Hashing : probing methods

Let’s observe different methods to handle collisions in hash tables

Linear probing :

When a collision occurs, the colliding element will be placed in the next available block.

Let’s imagine a hash function : h(x) = x mod 6 ;

Let’s take an array arr, with n as null

arr = [ n , n , n , n , n , n ]

We store the value 10 , at the index 10 mod 6 (which equals to 4).

arr = [ n , n, n, n, 10 ,n]

We then store the value 16.

Because 16 mod 6 returns 4 , there is a collision between 10, and 16.

We’ll then simply choose the next available block.

[ n ,n , n , n, 10, 16 ];

if the block at index+1 wasn’t available, we would try to insert it in the block index +2 , and so on. When reaching the end of an array, the next available space becomes the start of the array. If we had to insert 26, the array would look that way :

[ 26 , n , n , n , 10, 16 ];

To retrieve a desired element. First , compute its hash value . Then, look for the corresponding space. If the value stored doesn’t match, check the next space. Keep going until you either checked all the space blocks(meaning, if the index is equal to the array length) , you find an empty block, or you find the aimed element.

To delete an element , proceed the same way.

But, note that, it is important not to simply delete the aimed element, leaving the block as “empty” . Indeed, let’s imagine that we simply deleted 16. We would obtain this array :

[ 26 , n, n, n, 10 , n];

Now, we decided to retrieve 26 , the loop would break as we would encounter an empty element on the way. So, we need to insert a marker, alerting that there was a value before on this block , meaning there could be values present on further blocks.

Separate chaining :

Use blocks as linked lists. That way, there will not be any collisions , as values returning similar hashes can be stored next to each other.

Quadratic probing :

Quadratic probing provides an efficient solution to the “clustering effect” caused by the use of linear probing.

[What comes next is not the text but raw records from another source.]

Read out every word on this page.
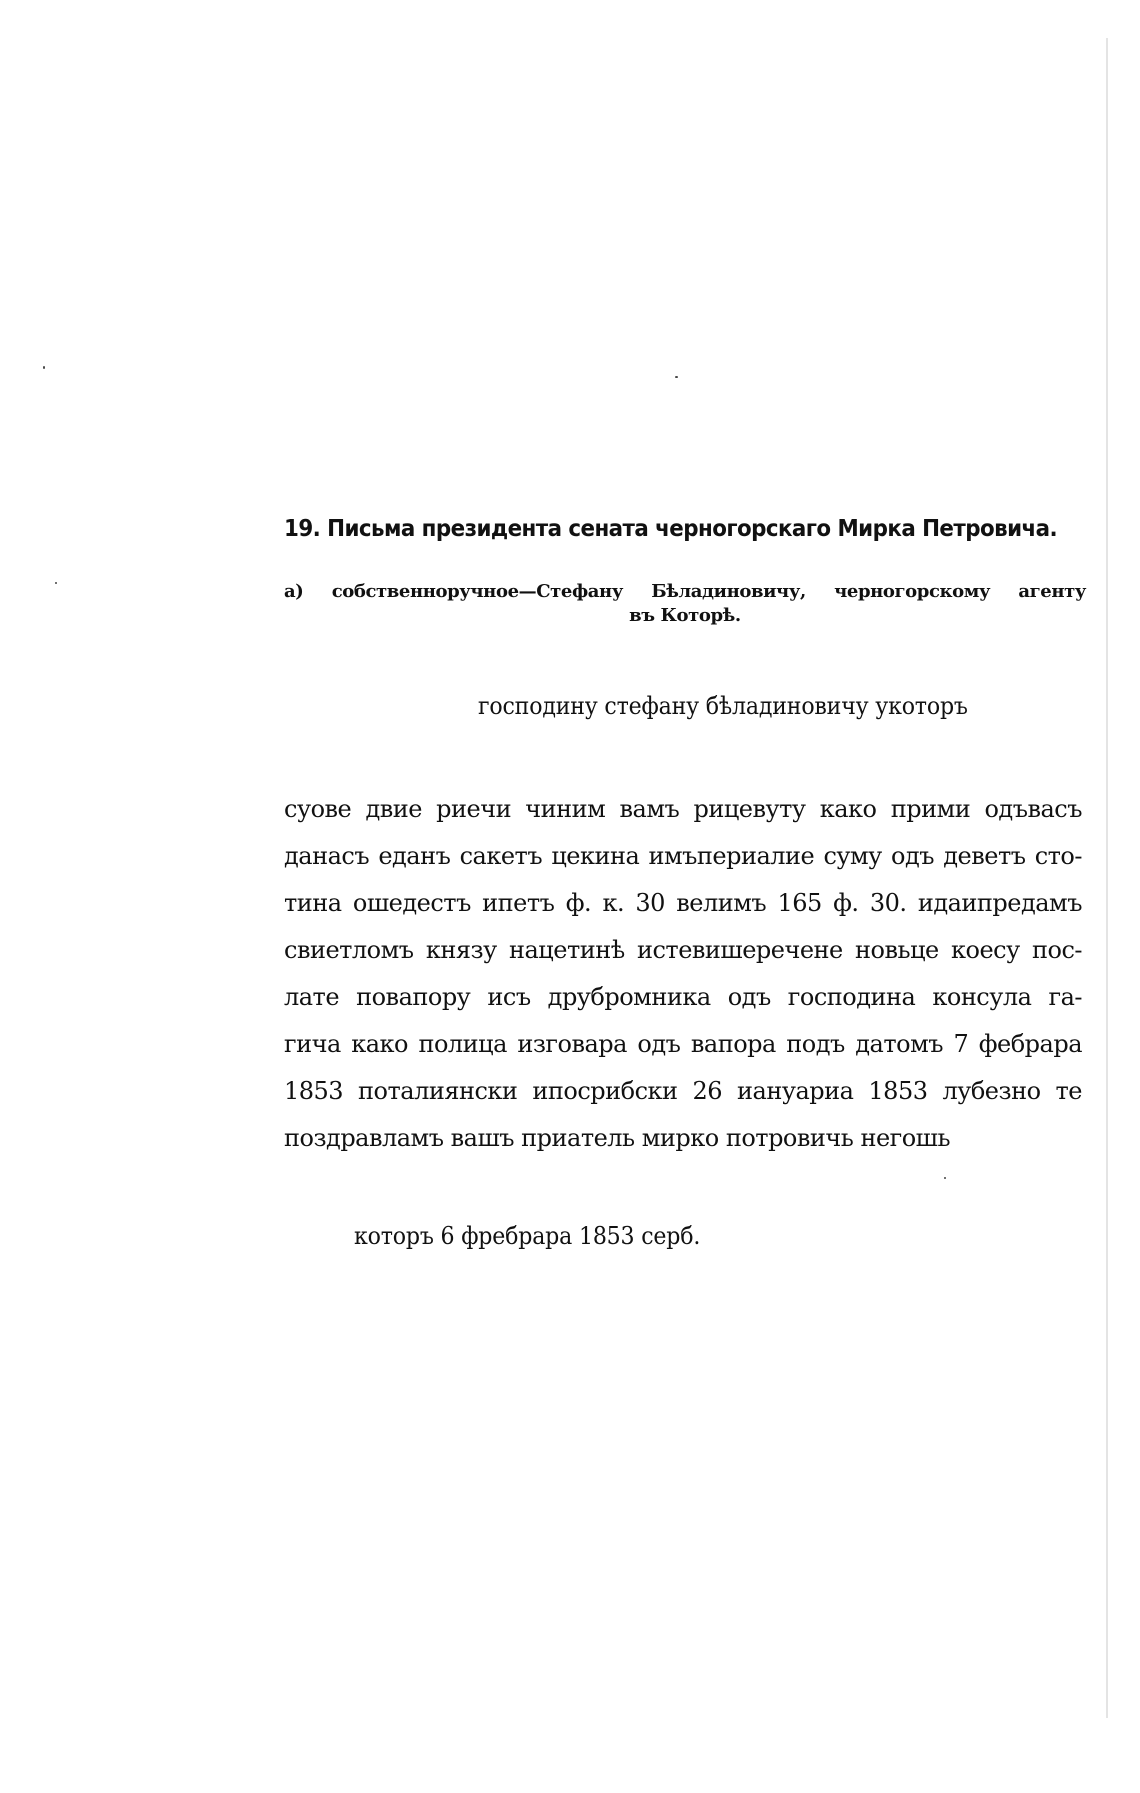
19. Письма президента сената черногорскаго Мирка Петровича.
a) собственноручное—Стефану Бѣладиновичу, черногорскому агенту
въ Которѣ.
господину стефану бѣладиновичу укоторъ
суове двие риечи чиним вамъ рицевуту како прими одъвасъ
данасъ еданъ сакетъ цекина имъпериалие суму одъ деветъ сто-
тина ошедестъ ипетъ ф. к. 30 велимъ 165 ф. 30. идаипредамъ
свиетломъ князу нацетинѣ истевишеречене новьце коесу пос-
лате повапору исъ друбромника одъ господина консула га-
гича како полица изговара одъ вапора подъ датомъ 7 фебрара
1853 поталиянски ипосрибски 26 иануариа 1853 лубезно те
поздравламъ вашъ приатель мирко потровичь негошь
которъ 6 фребрара 1853 серб.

Indeed, linear probing can cause elements starting to form groups of consecutive sells, which can really slow down the execution of the algorithm , wheather we think about retrieval, deletion , or insertion.

arr = [n,n,n,n,n,n,n,n,n,n,n,n];

Here is a function that could be for a linear probing :

(h(x) + i ) mod 6

For a quadratic probing, we would proceed that way :

(h(x) + i ^2) mod n

Let’s take the hash function we used previously :

h(x) = x mod 5;

insert 7, it would give you 2.

arr = [ n , n, 7, n, 10 ,n]

Now, insert 12. It would return 2 as well.

So, perform the quadratic probing :

i = 1

2 + i^2 ;

The value will be stored as index 2 + 1 => 3.

Next, lets imagine we wanted to insert 22 :

i = 2

The value would be stored at the index 2 + 2 ^2=> 4.

If you wanted to insert 32 :

i =3

The value would be stored at the index 2 + 3 ^2 => 11.

Here would be the array obtained :

arr = [n,n, 12 ,n, 22,n,n,n,n,n,n, 32 , n];

We can clearly see that , using this method, elements are spread over the available space.

However , we can arrive to a point called : secondary clustering.

Indeed, we could arrive to a cycle, where we only check unempty spaces over and over.

This is one of the drawbacks of quadracting probing. However, there are ways to handle this drawback, we’ll address further.

Double hashing :

Instead of having a single hashing function, we can combine different ones

arr = [n,n,n,n,n,n,n,n,n,n,n,n];

Let’s create a hash function h1 , and a hash function h2 , for a value of h(x) :

h(x) = hash1(x) + i * hash(x)

hash1(x) = k mod 5

hash2(x) = (3+x) mod 5

Insert 7;

hash1(7) = 2 ;

hash2(7) = 5

i=0

h(x) = 2 + i*5 => 2

arr = [n,n,7,n,n,n,n,n ,n,n,n,n];

Let’s imagine now that we had to insert 12.

hash1(12) = 2 ;

hash2(12) = 5

i=0

h(x) = 2 + i*5 => 2

Because of a collision, we increase the index by 1.

i=1

h(x) = 2 + i*5 => 7

We observe that, until there is no collision, the second hashing functions is not used to compute the hash value.